Bruce Garrett, of Truth Wins Out has written a cogent piece (“Statement Of Conscience: Just Give Us The Money”) on the Declaration and warns of its blatantly anti-gay political agenda.
Is there a real Christian realignment going on? Realignment is hard to detect for certainty when things change at glacial speed. And you know how the media loves to exaggerate, hence the word “upheaval” when 87 out of 10,000 congregations pick up their marbles and leave the ELCA’s game.
Personally, I doubt that there is a grand realignment that will abide for very long. The Mormon/Catholic alliance over Proposition 8 was a marriage of convenience. Both, as I have said, did their best to take the moral heat off of their own houses (a wild history of plural marriages, and a current pattern of sexually-abusive priests and pedophiles) by amping up their indignation over same-sex marriage.
Even in the current Declaration, there is so little holding Evangelical and Catholics together theologically that I doubt it means a massive or fundamental realignment. There are still plenty of evangelical Christians who think the Pope is Antichrist, for example.

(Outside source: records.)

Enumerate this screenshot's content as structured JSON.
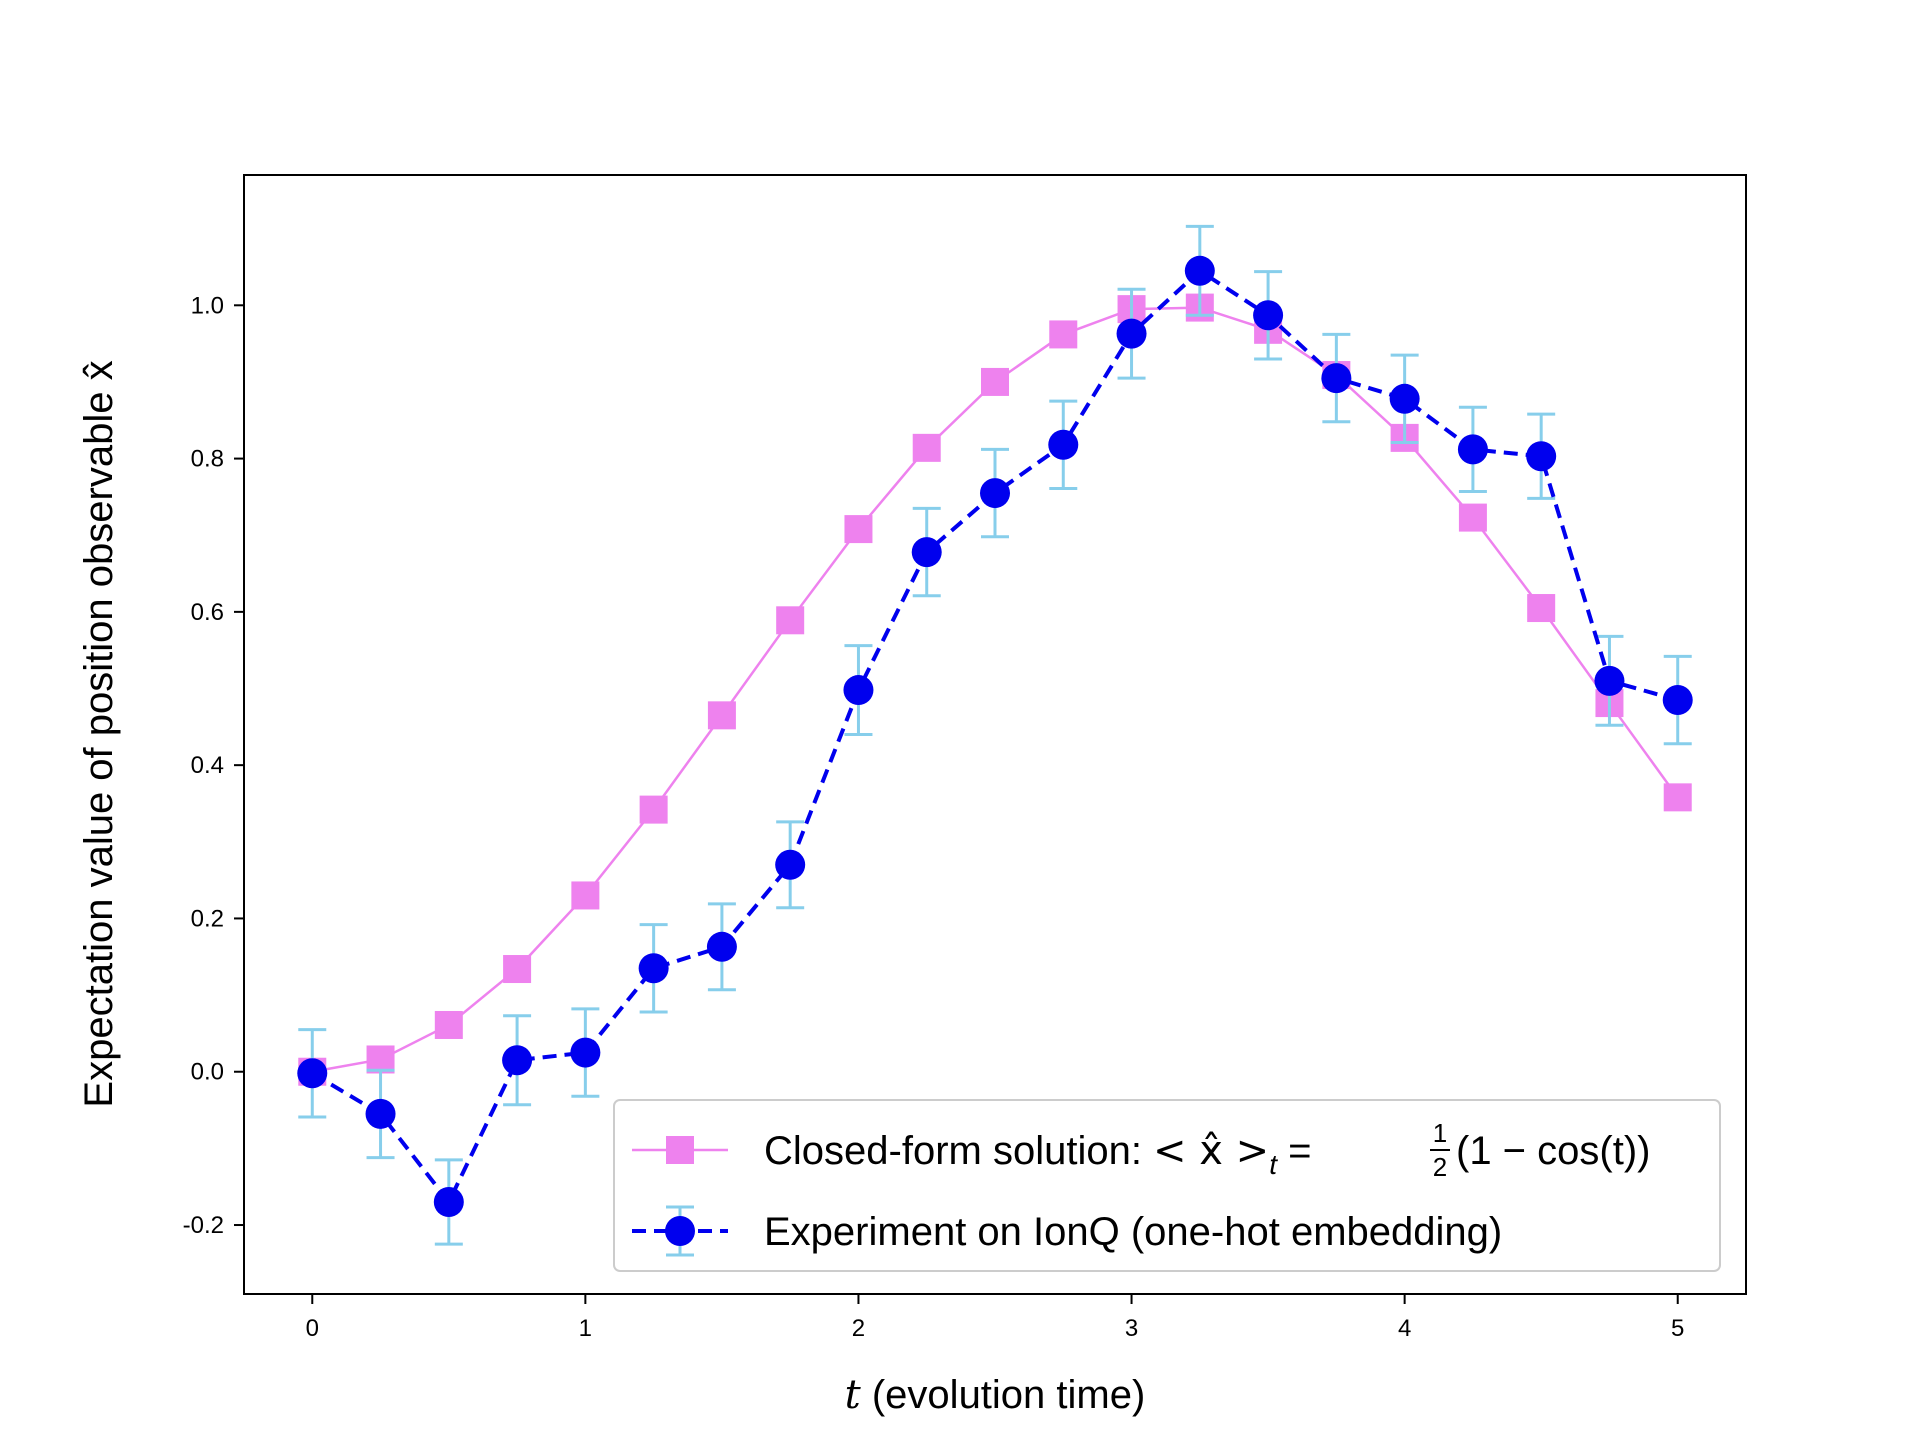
{
  "chart_data": {
    "type": "line",
    "xlabel_var": "t",
    "xlabel_rest": " (evolution time)",
    "ylabel": "Expectation value of position observable x̂",
    "xlim": [
      -0.25,
      5.25
    ],
    "ylim": [
      -0.29,
      1.17
    ],
    "xticks": [
      0,
      1,
      2,
      3,
      4,
      5
    ],
    "yticks": [
      -0.2,
      0.0,
      0.2,
      0.4,
      0.6,
      0.8,
      1.0
    ],
    "grid": false,
    "legend_position": "lower-right",
    "series": [
      {
        "name_prefix": "Closed-form solution: ",
        "name_math": "< x̂ >",
        "name_sub": "t",
        "name_eq": " = ",
        "name_frac_num": "1",
        "name_frac_den": "2",
        "name_suffix": "(1 − cos(t))",
        "marker": "square",
        "linestyle": "solid",
        "color": "#ee82ee",
        "x": [
          0,
          0.25,
          0.5,
          0.75,
          1.0,
          1.25,
          1.5,
          1.75,
          2.0,
          2.25,
          2.5,
          2.75,
          3.0,
          3.25,
          3.5,
          3.75,
          4.0,
          4.25,
          4.5,
          4.75,
          5.0
        ],
        "y": [
          0.0,
          0.016,
          0.061,
          0.134,
          0.23,
          0.342,
          0.465,
          0.589,
          0.708,
          0.814,
          0.9,
          0.962,
          0.995,
          0.997,
          0.968,
          0.909,
          0.827,
          0.723,
          0.605,
          0.481,
          0.358
        ]
      },
      {
        "name": "Experiment on IonQ (one-hot embedding)",
        "marker": "circle",
        "linestyle": "dashed",
        "color": "#0000ee",
        "errorbar_color": "#87ceeb",
        "x": [
          0,
          0.25,
          0.5,
          0.75,
          1.0,
          1.25,
          1.5,
          1.75,
          2.0,
          2.25,
          2.5,
          2.75,
          3.0,
          3.25,
          3.5,
          3.75,
          4.0,
          4.25,
          4.5,
          4.75,
          5.0
        ],
        "y": [
          -0.002,
          -0.055,
          -0.17,
          0.015,
          0.025,
          0.135,
          0.163,
          0.27,
          0.498,
          0.678,
          0.755,
          0.818,
          0.963,
          1.045,
          0.987,
          0.905,
          0.878,
          0.812,
          0.803,
          0.51,
          0.485
        ],
        "err": [
          0.057,
          0.057,
          0.055,
          0.058,
          0.057,
          0.057,
          0.056,
          0.056,
          0.058,
          0.057,
          0.057,
          0.057,
          0.058,
          0.058,
          0.057,
          0.057,
          0.057,
          0.055,
          0.055,
          0.058,
          0.057
        ]
      }
    ]
  }
}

And Benedict XVI hasn’t done anything to dispel that age-old antipathy. It was more than amusing to see the Catholic News Agency identify some of the writers who put the Declaration together as including “renowned Evangelical leader Charles Colson.” Charles Colson, of Watergate notoriety? Charles Colson, who wrote “Born Again” in 1976 after serving time in prison for obstruction of justice? Well, I guess so, because he got into bed with ex-Lutheran convert to Roman Catholicism (the late) Richard John Neuhaus to publish “Evangelicals and Catholics Together: Toward a Common Mission” in 1995. (You can get your used copy from Amazon right now for 59¢.)
And I suspect the Orthodox are not about to cave into Roman Papal authority any time soon, especially in light of its astonishing resurgence in post-Soviet Russia. The ecumenism of recent years on that front has Orthodoxy being cordial but not really trusting the Papacy. And Benedict is not likely to suggest parity with the Patriarch. His recent”generous” offer to welcome disaffected Anglicans back into the Roman fold, for example, smacks of canon law machinations: an Anglican bishop can become a Roman priest, keeping his wife but forfeiting his episcopate. Gee thanks, Ben.

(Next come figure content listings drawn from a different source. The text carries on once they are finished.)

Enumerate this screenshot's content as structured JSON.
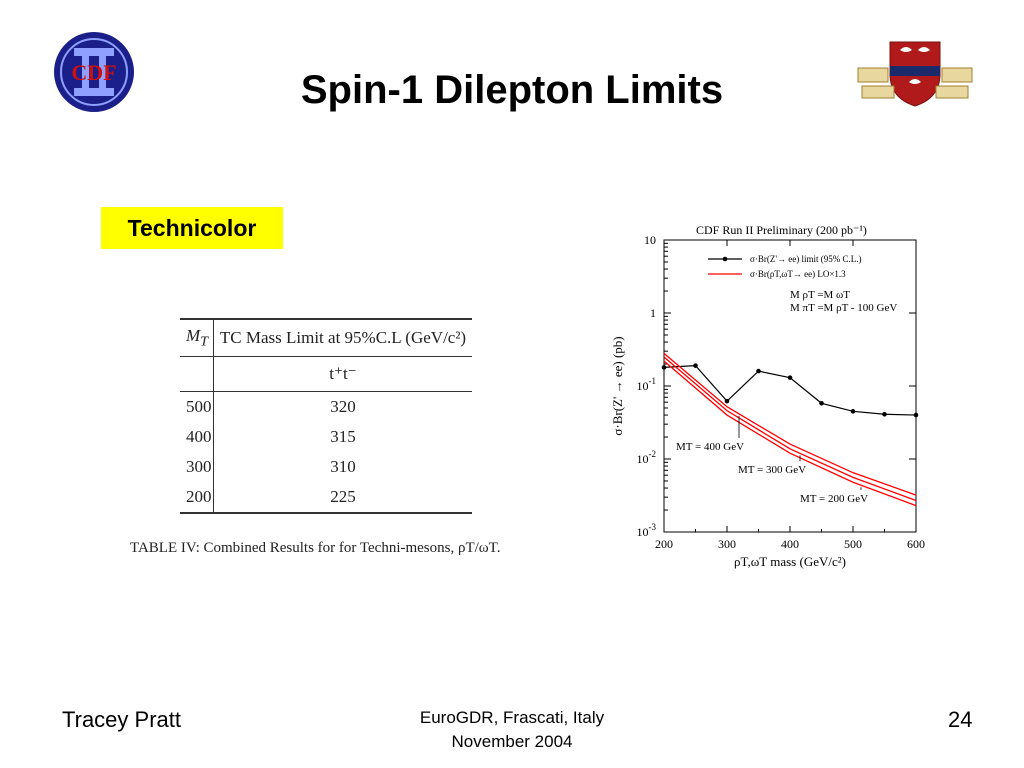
{
  "slide": {
    "title": "Spin-1 Dilepton Limits",
    "tag": "Technicolor",
    "logo_left_text": "CDF",
    "logo_right_words": [
      "HARC",
      "POENI",
      "OTIA",
      "STUDIA",
      "PUDIES"
    ]
  },
  "table": {
    "col1_header": "M",
    "col1_sub": "T",
    "col2_header": "TC Mass Limit at 95%C.L (GeV/c²)",
    "col2_sub": "t⁺t⁻",
    "rows": [
      {
        "mt": "500",
        "limit": "320"
      },
      {
        "mt": "400",
        "limit": "315"
      },
      {
        "mt": "300",
        "limit": "310"
      },
      {
        "mt": "200",
        "limit": "225"
      }
    ],
    "caption": "TABLE IV: Combined Results for for Techni-mesons, ρT/ωT."
  },
  "footer": {
    "left": "Tracey Pratt",
    "center_line1": "EuroGDR, Frascati, Italy",
    "center_line2": "November 2004",
    "page": "24"
  },
  "chart_data": {
    "type": "line",
    "title": "CDF Run II Preliminary (200 pb⁻¹)",
    "xlabel": "ρT,ωT mass (GeV/c²)",
    "ylabel": "σ·Br(Z' → ee) (pb)",
    "xlim": [
      200,
      600
    ],
    "ylim": [
      0.001,
      10
    ],
    "yscale": "log",
    "x_ticks": [
      "200",
      "300",
      "400",
      "500",
      "600"
    ],
    "y_ticks": [
      {
        "base": "10",
        "exp": "-3",
        "value": 0.001
      },
      {
        "base": "10",
        "exp": "-2",
        "value": 0.01
      },
      {
        "base": "10",
        "exp": "-1",
        "value": 0.1
      },
      {
        "base": "1",
        "exp": "",
        "value": 1
      },
      {
        "base": "10",
        "exp": "",
        "value": 10
      }
    ],
    "legend_position": "top-right",
    "series": [
      {
        "name": "σ·Br(Z'→ ee) limit (95% C.L.)",
        "color": "#000000",
        "markers": true,
        "x": [
          200,
          250,
          300,
          350,
          400,
          450,
          500,
          550,
          600
        ],
        "y": [
          0.18,
          0.19,
          0.062,
          0.16,
          0.13,
          0.058,
          0.045,
          0.041,
          0.04
        ]
      },
      {
        "name": "σ·Br(ρT,ωT→ ee) LO×1.3",
        "color": "#ff0000",
        "markers": false,
        "x": [
          200,
          300,
          400,
          500,
          600
        ],
        "curves": [
          {
            "label": "MT = 400 GeV",
            "y": [
              0.28,
              0.052,
              0.016,
              0.0065,
              0.0032
            ]
          },
          {
            "label": "MT = 300 GeV",
            "y": [
              0.25,
              0.046,
              0.0138,
              0.0056,
              0.0027
            ]
          },
          {
            "label": "MT = 200 GeV",
            "y": [
              0.22,
              0.04,
              0.012,
              0.0048,
              0.0023
            ]
          }
        ]
      }
    ],
    "annotation_lines": [
      "M ρT =M ωT",
      "M πT =M ρT - 100 GeV"
    ]
  }
}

If the Christian faith and witness is built on real bedrock, it is not the bedrock of Christian history nor a unified view of the divisive social issues in any era. It could only be the bedrock of the Lordship of Jesus Christ and the historic creeds and confessions of what it means to be Christian. (So there go the Mormons, who hold to some very odd beliefs about God, Jesus, Adam, and human beings becoming Gods, and who turn up their noses at the ancient statements of faith.) Clearly, the bedrock of Christian faith, and the “core” of Lutheran theological teachings, are about what God does for humanity in Jesus Christ. Those core believes including nothing about who is Pope or whether one needs a pope, a bishop or a priest. the core believes including nothing about human sexuality, homosexuality, or marriage, for that matter.

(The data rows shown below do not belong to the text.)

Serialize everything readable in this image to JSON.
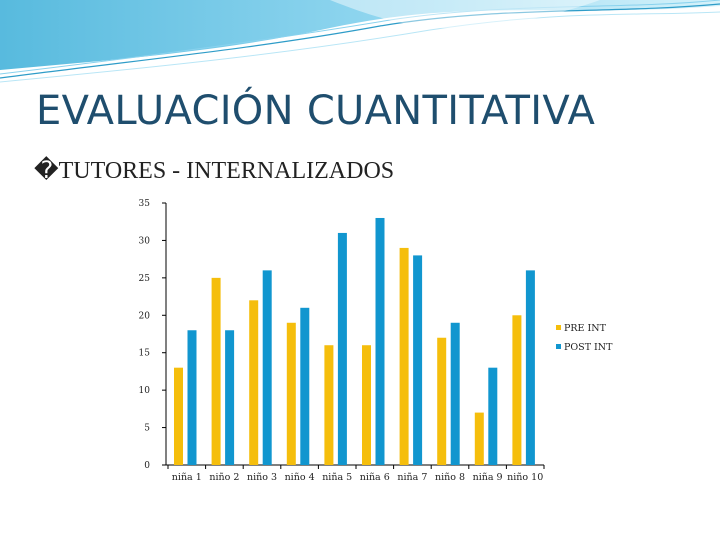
{
  "slide": {
    "title": "EVALUACIÓN CUANTITATIVA",
    "subtitle": "�TUTORES - INTERNALIZADOS"
  },
  "colors": {
    "title": "#1f4e6e",
    "pre": "#f5be0c",
    "post": "#1196cf",
    "wave": "#3aaed8"
  },
  "chart_data": {
    "type": "bar",
    "title": "",
    "xlabel": "",
    "ylabel": "",
    "categories": [
      "niña 1",
      "niño 2",
      "niño 3",
      "niño 4",
      "niña 5",
      "niña 6",
      "niña 7",
      "niño 8",
      "niña 9",
      "niño 10"
    ],
    "series": [
      {
        "name": "PRE INT",
        "values": [
          13,
          25,
          22,
          19,
          16,
          16,
          29,
          17,
          7,
          20
        ]
      },
      {
        "name": "POST INT",
        "values": [
          18,
          18,
          26,
          21,
          31,
          33,
          28,
          19,
          13,
          26
        ]
      }
    ],
    "yticks": [
      "0",
      "5",
      "10",
      "15",
      "20",
      "25",
      "30",
      "35"
    ],
    "ylim": [
      0,
      35
    ],
    "grid": false,
    "legend_position": "right"
  }
}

You can appeal all you want to tradition, and loyalty to the real Holy Bible, but unity of faith is grounded on a great deal more than widely-held prejudices and a quickly assembled outrage and bluster promulgated to grab the attention of the media. And most important, a 7-page statement drawn up by indignant traditionalists does absolutely nothing to make reality go away. And a significant part of reality is that there are lesbian, gay, bisexual, transgender, queer and questioning human beings out there, many of whom were raised in Christian homes and in spite of all the conservative bluster still acknowledge the Lordship of Jesus Christ. We’re here, we’re queer. We’re Christian. Get used to it. Do I have to say that into Latin?